Fact is that wayward ferry was speeding and disobeyed the north-south rule when leaving Circular Quay, in effect cutting the corner while travelling at 20-odd knots, before ploughing into the single-engine Island Gypsy doing all of 8kts top speed.
No-one has ever erected a statue to a critic. Forget them, Jessica. You have Trade-a-Boat’s full support and, with a new mast, you’ll be ready to leave Sydney this month to start your quest to be the youngest-around-the-world and, just maybe, unassisted, too.
Meantime, many of us are rushing to make our own boats shipshape for the season. Read our special Spring Clean feature in tomorrow’s Trade-a-Boat to help with the task.

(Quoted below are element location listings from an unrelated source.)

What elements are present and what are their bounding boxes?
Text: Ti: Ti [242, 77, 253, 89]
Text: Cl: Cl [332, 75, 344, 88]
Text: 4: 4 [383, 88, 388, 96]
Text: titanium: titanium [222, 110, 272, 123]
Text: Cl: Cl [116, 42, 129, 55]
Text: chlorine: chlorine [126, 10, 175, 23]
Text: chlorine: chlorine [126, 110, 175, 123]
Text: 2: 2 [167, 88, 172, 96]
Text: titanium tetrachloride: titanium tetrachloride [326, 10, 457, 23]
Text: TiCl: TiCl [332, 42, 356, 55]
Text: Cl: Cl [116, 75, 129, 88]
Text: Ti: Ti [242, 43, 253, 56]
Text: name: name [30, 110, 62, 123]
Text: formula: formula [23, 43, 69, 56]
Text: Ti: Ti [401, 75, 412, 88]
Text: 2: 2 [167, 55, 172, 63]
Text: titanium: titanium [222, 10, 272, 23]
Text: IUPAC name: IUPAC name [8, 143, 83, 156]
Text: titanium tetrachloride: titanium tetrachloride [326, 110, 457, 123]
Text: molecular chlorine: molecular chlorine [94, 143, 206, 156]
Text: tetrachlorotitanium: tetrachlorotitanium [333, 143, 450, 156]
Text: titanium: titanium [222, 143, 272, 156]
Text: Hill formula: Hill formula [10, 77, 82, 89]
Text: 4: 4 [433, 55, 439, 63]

Of course, it’s incumbent upon every skipper to carry the right safety gear and, at this time of year, authorities are ramping up their on-water inspections. Fines for failing to carry the right kit are steep. Foremost, you need a lifejacket for everyone aboard. Wear one during times of heightened risk and where your state waterways rules demand it. Flares must be in date, too.
If you are venturing more than two nautical miles to sea you must carry an Emergency Position Indicating Radio Beacon or EPIRB. The new safety regulations insist that it’s one of the latest 406MHz digital models, with greater accuracy in a search and rescue compared with the old 121.5MHz EPIRBs phased out last November.
You must register your EPIRB with the Australian Maritime Safety Authority, who will send out a proof-of-registration sticker that’s valid for two years. You can be fined for not having the sticker attached to your EPIRB. Offshore safety checks are becoming more common.
Since March this year, new NSW Marine Safety Regulations have come into effect. There’s an interpretation of the new rules at Among the changes are that a vessel more than 12 metres in length in open waters is no longer required to carry a liferaft or lifeboat. Oh, yeah, a liferaft is another item that requires periodic pre-season inspection.
With the engine(s) serviced, the hull slipped and antifouled, new anodes fitted, a buff and polish of the topsides, a spring clean, and all the right safety gear and watersports kit, you are finally ready to cast off. Most of us won’t be doing it solo, nor will we be boating at night, but we’ll be embarking on our own bona fide boating adventures and just as keen as Jessica Watson.
Play it safe and see you on the not-so-high seas.